Description from GoodReads:
What if you had only one day to live? What would you do? Who would you kiss? And how far would you go to save your own life?
Samantha Kingston has it all—looks, popularity, the perfect boyfriend. Friday, February 12th should be just another day in her charmed life. Instead, it’s her last. The catch: Samantha still wakes up the next morning. In fact, she re-lives the last day of her life seven times, until she realizes that by making even the slightest changes, she may hold more power than she had ever imagined.
I have to admit that before I started the book, I wasn’t sure I would be able to make it through Before I Fall. As Samantha Kingston is forced to relive – over and over – a day that originally ended with a fatal car crash, I grew worried that the repetition would bore me. I was pleasantly surprised to find that Sam, fully aware of the do-over but not having any idea why it is happening, changed her decisions each day so no day ever plays out the same. The author does the reader a favor by not feeling the need to remind the reader about the day’s details that never change, which helps keep the pace steady.
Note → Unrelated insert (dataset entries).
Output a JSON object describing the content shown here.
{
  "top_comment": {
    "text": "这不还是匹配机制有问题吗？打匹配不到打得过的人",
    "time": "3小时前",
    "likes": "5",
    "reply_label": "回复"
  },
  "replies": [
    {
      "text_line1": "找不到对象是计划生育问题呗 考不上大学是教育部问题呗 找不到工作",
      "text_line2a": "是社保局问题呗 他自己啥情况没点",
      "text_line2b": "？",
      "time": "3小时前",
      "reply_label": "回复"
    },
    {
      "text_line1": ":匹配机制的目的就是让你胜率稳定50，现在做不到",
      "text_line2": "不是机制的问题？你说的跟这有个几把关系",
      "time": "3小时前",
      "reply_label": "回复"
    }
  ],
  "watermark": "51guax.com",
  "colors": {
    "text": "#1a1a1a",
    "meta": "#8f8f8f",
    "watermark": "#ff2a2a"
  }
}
Sam is a very realistic character, sometimes so real that the reader might find her unpleasant and unlikable. She is a member of the popular girls and together, they can be mean and judgemental. She is very self-centered, but as she wakes to face the same day again and again, she begins to think about her actions and observe how others are affected by her. Is she reliving this day to serve a purpose? Is there something she needs to fix?
I grew more fond of Sam as the book came to a close, although I never fell in love with her, nor her friends. The one person I came away liking was Kent, a classmate that Sam was friends with when she was younger but is now not cool enough for her crowd. His charms are immediately evident. When I closed the book at the end, I was more concerned with Kent’s future than any other character.
I think that Before I Fall will appeal to fans of If I Stay – it has the same “lingering between life and death” without a noticable involvement from God, angels, or any other power. I personally like seeing these types of books that give young adult readers an opportunity to consider life’s choices, death, and the afterlife without relying on one religious viewpoint.
I have already purchased a copy for my high school library and look forward to recommending it to students.